Diffamò medici con striscioni, condannato
Dopo la morte della moglie un uomo appese 1720 cartelli fuori dal Civile, un chirurgo lo denunciò
SASSARI. Per il giudice Simone De Luca quelle frasi scritte sugli striscioni affissi fuori dall’ospedale Civile contenevano frasi diffamatorie e per questo ha condannato l’imputato Gian Giacomo Dionisi al pagamento di una multa di 400 euro (con le generiche equivalenti) e al risarcimento del danno. A denunciare l’uomo era stato il chirurgo Giampiero Mastino.
Gian Giacomo Dionisi, ex consigliere comunale di Sassari, non era mai riuscito a superare il dolore per la morte della moglie Mariolina Vannini Poggi, casalinga di 69 anni, deceduta nel 2009 dopo due interventi chirurgici per un tumore al colon che non erano però bastati a salvarla da un infarto intestinale: «La battaglia per la verità - aveva detto il marito all’epoca - è l’unica ragione che ho nella vita». E così aveva chiesto alla questura di poter organizzare una manifestazione fuori dal Civile durante la quale erano stati affissi degli striscioni che riportavano nomi e cognomi dei medici che riteneva responsabili della morte di sua moglie. Gli stessi erano anche stati rinviati a giudizio per omicidio colposo ma il processo si è concluso recentemente con una sentenza irrevocabile di assoluzione.
Ritenendo di esser stato gravemente offeso, il chirurgo Mastino, assistito dall’avvocato Nicola Satta, aveva denunciato l’uomo per diffamazione. Il medico era stato preso di mira con accuse pesanti su quei cartelli appesi di fronte all’ospedale di viale Italia, che tutti potevano leggere.
Oltretutto c’è da dire che la rabbia di Dionisi si basava su un grosso equivoco. L’uomo, in una delle ultime udienze, aveva raccontato di aver affisso 1720 cartelli «per denunciare quell’azione degna di due sarroni»: il riferimento era a una colonscopia cui venne sottoposta sua moglie e agli interventi successivi che a detta del marito ebbero conseguenze devastanti. Ed è stato sempre convinto che fu Giampiero Mastino a eseguire l’esame perché nel certificato figurava la sigla G.M.
«In realtà la colonscopia la fece un collega che ha le mie stesse iniziali» aveva spiegato il chirurgo.

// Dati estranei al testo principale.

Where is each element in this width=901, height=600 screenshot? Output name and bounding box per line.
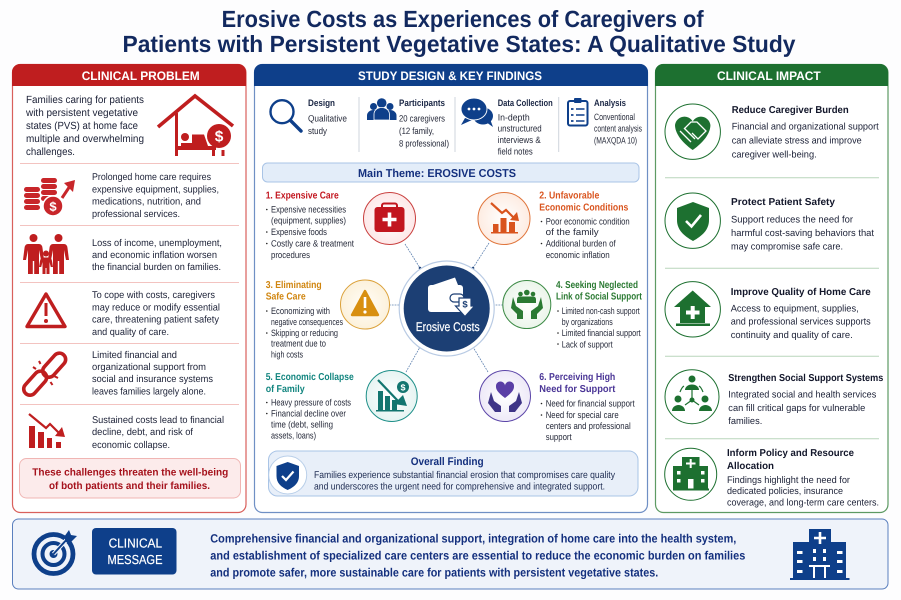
- theme 1: expensive care: Expensive foods: [271, 227, 327, 237]
- text: clinical message: and promote safer, more sustainable care for patients with persistent vegetative states.: [210, 566, 658, 580]
- text: strengthen social support systems: can fill critical gaps for vulnerable: [728, 403, 865, 414]
- text: protect patient safety: may compromise safe care.: [731, 242, 843, 252]
- text: limited support: [92, 350, 213, 398]
- theme 4: seeking neglected link of social support: Limited non-cash support: [562, 306, 640, 316]
- text: equipment costs: expensive equipment, supplies,: [92, 184, 219, 196]
- icon: clipboard checklist: [568, 98, 588, 126]
- icon: chart with dollar: $: [400, 382, 406, 392]
- theme 6: perceiving high need for support: Need for financial support: [546, 398, 635, 408]
- icon: hospital: [665, 448, 717, 500]
- text: protect patient safety: [731, 197, 874, 252]
- theme 4: seeking neglected link of social support: Lack of support: [562, 340, 613, 350]
- theme 3: eliminating safe care: treatment due to: [271, 338, 326, 348]
- icon: social network: [665, 370, 719, 424]
- text: income loss: the financial burden on families.: [92, 262, 221, 273]
- text: data collection: [498, 97, 553, 156]
- theme 1: expensive care: Costly care & treatment: [271, 238, 354, 248]
- text: safety threat: may reduce or modify essential: [92, 302, 220, 314]
- title: Patients with Persistent Vegetative States: A Qualitative Study: [122, 31, 796, 57]
- text: analysis: [594, 97, 642, 146]
- heading: study design: [254, 64, 648, 86]
- icon: warning triangle: [27, 294, 65, 326]
- text: financial decline: Sustained costs lead to financial: [92, 415, 224, 426]
- theme 3: eliminating safe care: [266, 280, 343, 360]
- center: erosive costs: Erosive Costs: [416, 320, 480, 334]
- theme 6: perceiving high need for support: Need for special care: [546, 410, 619, 420]
- text: intro: with persistent vegetative: [25, 108, 138, 119]
- text: financial decline: decline, debt, and risk of: [92, 427, 193, 438]
- theme 5: economic collapse of family: assets, loans): [271, 430, 316, 440]
- theme 3: eliminating safe care: Safe Care: [266, 292, 306, 302]
- theme 5: economic collapse of family: Heavy pressure of costs: [271, 398, 351, 408]
- callout: overall finding: and underscores the urgent need for comprehensive and integrated support.: [314, 482, 605, 492]
- text: reduce caregiver burden: caregiver well-being.: [732, 150, 817, 160]
- icon: participants: [367, 98, 397, 120]
- text: participants: Participants: [399, 97, 445, 108]
- text: analysis: (MAXQDA 10): [594, 136, 637, 146]
- text: design: Qualitative: [308, 114, 347, 124]
- text: participants: 8 professional): [399, 138, 449, 148]
- text: analysis: Analysis: [594, 97, 626, 108]
- text: clinical message: [210, 532, 746, 580]
- text: strengthen social support systems: [728, 373, 884, 427]
- heading: clinical problem: CLINICAL PROBLEM: [82, 69, 200, 83]
- icon: house with bed and dollar: $: [215, 128, 224, 146]
- text: financial decline: [92, 415, 224, 451]
- connectors: [389, 243, 503, 372]
- theme 4: seeking neglected link of social support: 4. Seeking Neglected: [556, 280, 638, 291]
- icon: house with bed and dollar: [158, 96, 233, 156]
- panel: clinical message: [12, 519, 888, 589]
- text: equipment costs: professional services.: [92, 209, 180, 220]
- title: Erosive Costs as Experiences of Caregivers of: [222, 6, 704, 32]
- text: strengthen social support systems: Strengthen Social Support Systems: [728, 373, 884, 384]
- theme 1: expensive care: 1. Expensive Care: [266, 190, 339, 202]
- title: [122, 6, 796, 57]
- theme 1: expensive care: procedures: [271, 250, 310, 260]
- theme 2: unfavorable economic conditions: 2. Unfavorable: [539, 190, 600, 202]
- theme 6: perceiving high need for support: [539, 372, 635, 442]
- icon: first aid kit: [364, 192, 416, 244]
- text: reduce caregiver burden: [732, 105, 879, 160]
- theme 6: perceiving high need for support: centers and professional: [546, 421, 631, 431]
- callout: challenges: [20, 458, 240, 498]
- theme 2: unfavorable economic conditions: Poor economic condition: [546, 216, 630, 226]
- theme 4: seeking neglected link of social support: Limited financial support: [562, 328, 641, 338]
- text: protect patient safety: Support reduces the need for: [731, 214, 854, 226]
- text: limited support: Limited financial and: [92, 350, 177, 361]
- icon: magnifier: [270, 100, 301, 131]
- text: intro: states (PVS) at home face: [26, 121, 138, 132]
- heading: clinical impact: [655, 64, 888, 86]
- theme 2: unfavorable economic conditions: of the family: [546, 227, 599, 237]
- text: participants: (12 family,: [399, 126, 434, 136]
- panel: study design and key findings: [254, 64, 648, 512]
- text: protect patient safety: Protect Patient Safety: [731, 197, 835, 208]
- theme 4: seeking neglected link of social support: Link of Social Support: [556, 292, 643, 302]
- theme 2: unfavorable economic conditions: economic inflation: [546, 250, 610, 260]
- text: clinical message: Comprehensive financial and organizational support, integration of home care into the health system,: [210, 532, 736, 546]
- text: strengthen social support systems: Integrated social and health services: [728, 390, 876, 400]
- text: clinical message: and establishment of specialized care centers are essential to reduce the economic burden on families: [210, 548, 746, 562]
- text: participants: [399, 97, 449, 148]
- theme 3: eliminating safe care: negative consequences: [271, 317, 343, 327]
- text: analysis: Conventional: [594, 112, 635, 122]
- callout: overall finding: [268, 451, 638, 496]
- text: data collection: In-depth: [498, 112, 530, 122]
- text: equipment costs: [92, 172, 219, 220]
- callout: challenges: of both patients and their families.: [49, 481, 210, 492]
- callout: overall finding: Families experience substantial financial erosion that compromises care quality: [314, 470, 615, 481]
- theme 6: perceiving high need for support: support: [546, 432, 572, 442]
- theme 5: economic collapse of family: time (debt, selling: [271, 420, 333, 430]
- text: design: study: [308, 126, 327, 136]
- panel: clinical impact: [655, 64, 888, 512]
- theme 1: expensive care: Expensive necessities: [271, 204, 346, 214]
- panel: clinical problem: [12, 64, 246, 512]
- icon: economic decline: [478, 192, 530, 244]
- icon: shield check: [276, 462, 299, 490]
- icon: shield: [665, 193, 720, 248]
- banner: main theme: Main Theme: EROSIVE COSTS: [358, 168, 516, 180]
- icon: coins with rising arrow: $: [49, 199, 57, 214]
- text: financial decline: economic collapse.: [92, 440, 170, 451]
- text: inform policy: coverage, and long-term care centers.: [727, 498, 879, 508]
- text: improve quality of home care: Improve Quality of Home Care: [731, 287, 871, 298]
- text: reduce caregiver burden: Reduce Caregiver Burden: [732, 105, 849, 116]
- text: strengthen social support systems: families.: [728, 416, 762, 427]
- text: reduce caregiver burden: can alleviate stress and improve: [732, 136, 862, 146]
- text: safety threat: To cope with costs, caregivers: [92, 290, 215, 301]
- icon: declining bars: [29, 414, 65, 448]
- text: design: [308, 97, 347, 136]
- theme 5: economic collapse of family: of Family: [266, 384, 305, 395]
- theme 4: seeking neglected link of social support: [556, 280, 643, 350]
- icon: hospital building: [790, 529, 850, 580]
- text: improve quality of home care: [731, 287, 871, 341]
- text: intro: Families caring for patients: [26, 95, 144, 106]
- theme 2: unfavorable economic conditions: Economic Conditions: [539, 202, 629, 214]
- icon: coins with rising arrow: [24, 178, 75, 216]
- text: limited support: leaves families largely alone.: [92, 386, 206, 398]
- text: improve quality of home care: Access to equipment, supplies,: [731, 304, 859, 314]
- text: safety threat: care, threatening patient safety: [92, 314, 219, 326]
- text: equipment costs: medications, nutrition, and: [92, 196, 201, 208]
- callout: challenges: These challenges threaten the well-being: [32, 468, 228, 478]
- text: improve quality of home care: and professional services supports: [731, 316, 871, 328]
- icon: chart with dollar: [366, 370, 417, 422]
- text: data collection: Data Collection: [498, 97, 553, 108]
- icon: warning: [340, 280, 390, 329]
- heading: clinical impact: CLINICAL IMPACT: [717, 69, 821, 83]
- badge: clinical message: CLINICAL: [109, 536, 162, 550]
- text: intro: multiple and overwhelming: [26, 134, 144, 145]
- text: data collection: unstructured: [498, 124, 542, 134]
- theme 1: expensive care: [266, 190, 354, 260]
- icon: hands with people: [503, 280, 551, 328]
- badge: clinical message: [92, 528, 176, 574]
- text: inform policy: Allocation: [727, 461, 774, 472]
- text: income loss: [92, 238, 222, 273]
- text: improve quality of home care: continuity and quality of care.: [731, 330, 853, 341]
- theme 2: unfavorable economic conditions: Additional burden of: [546, 238, 616, 248]
- text: inform policy: dedicated policies, insurance: [727, 486, 843, 497]
- theme 3: eliminating safe care: Economizing with: [271, 306, 330, 316]
- center: erosive costs: [399, 261, 494, 356]
- text: inform policy: Inform Policy and Resource: [727, 448, 854, 459]
- icon: hands with heart: [480, 370, 530, 422]
- callout: overall finding: Overall Finding: [411, 456, 484, 468]
- text: data collection: interviews &: [498, 135, 541, 145]
- text: intro: [25, 95, 144, 158]
- theme 5: economic collapse of family: Financial decline over: [271, 408, 346, 418]
- text: limited support: organizational support from: [92, 362, 206, 373]
- theme 3: eliminating safe care: high costs: [271, 350, 303, 360]
- text: design: Design: [308, 97, 335, 108]
- theme 3: eliminating safe care: Skipping or reducing: [271, 328, 338, 338]
- theme 4: seeking neglected link of social support: by organizations: [562, 317, 613, 327]
- icon: home with cross: [665, 282, 720, 337]
- theme 5: economic collapse of family: 5. Economic Collapse: [266, 372, 354, 383]
- text: inform policy: [727, 448, 879, 508]
- text: protect patient safety: harmful cost-saving behaviors that: [731, 228, 874, 239]
- icon: target with arrow: [34, 530, 77, 574]
- text: income loss: and economic inflation worsen: [92, 250, 217, 261]
- icon: broken chain: [21, 351, 68, 398]
- theme 1: expensive care: (equipment, supplies): [271, 216, 346, 226]
- banner: main theme: [262, 163, 639, 182]
- icon: chat bubbles: [461, 98, 493, 127]
- text: safety threat: [92, 290, 220, 338]
- text: inform policy: Findings highlight the need for: [727, 475, 851, 486]
- text: intro: challenges.: [26, 147, 75, 158]
- icon: family: [23, 234, 69, 274]
- theme 6: perceiving high need for support: Need for Support: [539, 384, 616, 395]
- theme 6: perceiving high need for support: 6. Perceiving High: [539, 372, 615, 383]
- text: data collection: field notes: [498, 146, 533, 156]
- heading: study design: STUDY DESIGN & KEY FINDINGS: [358, 69, 542, 83]
- theme 3: eliminating safe care: 3. Eliminating: [266, 280, 322, 291]
- text: limited support: social and insurance systems: [92, 374, 213, 385]
- theme 2: unfavorable economic conditions: [539, 190, 630, 260]
- text: participants: 20 caregivers: [399, 114, 445, 124]
- text: safety threat: and quality of care.: [92, 327, 169, 338]
- badge: clinical message: MESSAGE: [108, 552, 163, 567]
- theme 5: economic collapse of family: [266, 372, 354, 440]
- icon: handshake heart: [665, 104, 720, 159]
- icon: wallet: $: [462, 300, 468, 310]
- heading: clinical problem: [12, 64, 246, 86]
- text: equipment costs: Prolonged home care requires: [92, 172, 211, 183]
- text: analysis: content analysis: [594, 124, 642, 134]
- text: income loss: Loss of income, unemployment,: [92, 238, 222, 249]
- text: reduce caregiver burden: Financial and organizational support: [732, 122, 879, 132]
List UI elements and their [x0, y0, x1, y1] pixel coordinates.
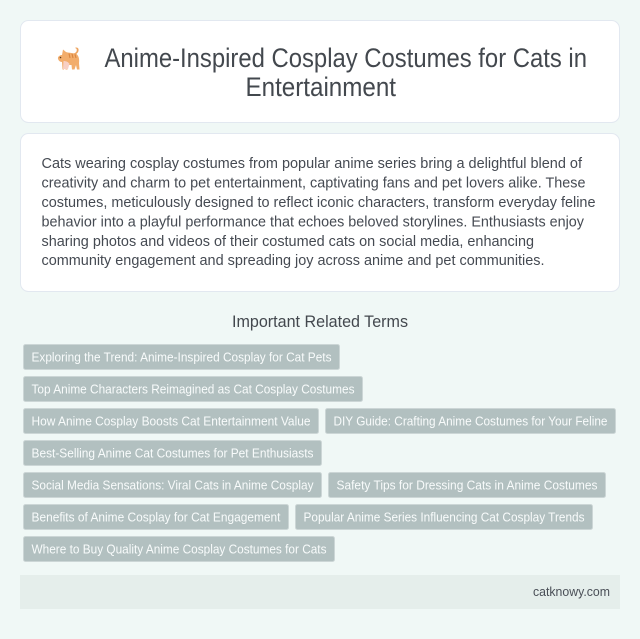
tag list: related terms: [24, 344, 616, 562]
tag 6: [24, 472, 322, 498]
tag 3: How Anime Cosplay Boosts Cat Entertainment Value: [32, 414, 310, 428]
tag 7: Safety Tips for Dressing Cats in Anime Costumes: [336, 478, 598, 492]
footer text: site name: catknowy.com: [533, 584, 610, 599]
text block: description: costumes, meticulously designed to reflect iconic characters, transform everyday feline: [42, 194, 596, 211]
tag 3: [24, 408, 318, 434]
title: Entertainment: [246, 72, 397, 102]
tag 2: [24, 376, 362, 402]
footer bar: [20, 575, 620, 609]
tag 10: [24, 536, 334, 562]
tag 8: Benefits of Anime Cosplay for Cat Engagement: [32, 510, 281, 524]
tag 7: [328, 472, 606, 498]
tag 10: Where to Buy Quality Anime Cosplay Costumes for Cats: [32, 542, 327, 556]
icon: cat: [58, 47, 80, 70]
tag 5: [24, 440, 322, 466]
tag 9: Popular Anime Series Influencing Cat Cosplay Trends: [304, 510, 585, 524]
tag 2: Top Anime Characters Reimagined as Cat Cosplay Costumes: [32, 382, 355, 396]
text block: description: creativity and charm to pet entertainment, captivating fans and pet lovers alike. These: [42, 174, 586, 192]
title: [104, 43, 587, 102]
heading: related terms: Important Related Terms: [232, 312, 408, 331]
tag 5: Best-Selling Anime Cat Costumes for Pet Enthusiasts: [32, 446, 314, 460]
text block: description: community engagement and spreading joy across anime and pet communities.: [42, 252, 544, 269]
tag 1: Exploring the Trend: Anime-Inspired Cosplay for Cat Pets: [32, 350, 332, 364]
text block: description: [42, 155, 596, 269]
tag 1: [24, 344, 340, 370]
tag 8: [24, 504, 288, 530]
tag 9: [296, 504, 592, 530]
text block: description: sharing photos and videos of their costumed cats on social media, enhancing: [42, 233, 534, 250]
panel: description card: [20, 134, 620, 292]
title: Anime-Inspired Cosplay Costumes for Cats in: [104, 43, 587, 73]
tag 4: DIY Guide: Crafting Anime Costumes for Your Feline: [334, 414, 608, 428]
panel: title card: [20, 20, 620, 122]
tag 6: Social Media Sensations: Viral Cats in Anime Cosplay: [32, 478, 314, 492]
text block: description: Cats wearing cosplay costumes from popular anime series bring a delightful blend of: [42, 155, 583, 172]
tag 4: [326, 408, 616, 434]
text block: description: behavior into a playful performance that echoes beloved storylines. Enthusiasts enjoy: [42, 214, 584, 230]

E aveva anche aggiunto, rispondendo a precisa domanda: «Non ho mai operato la signora, non ho mai avuto a che fare con questo caso. Ho solo disposto il suo ricovero un giorno in cui il marito la accompagnò in reparto dopo l’intervento perché aveva la febbre».
Ieri in aula il giudice De Luca ha sentito sia il chirurgo che l’imputato e ha poi letto la sentenza di condanna nei confronti di quest’ultimo.(na.co.)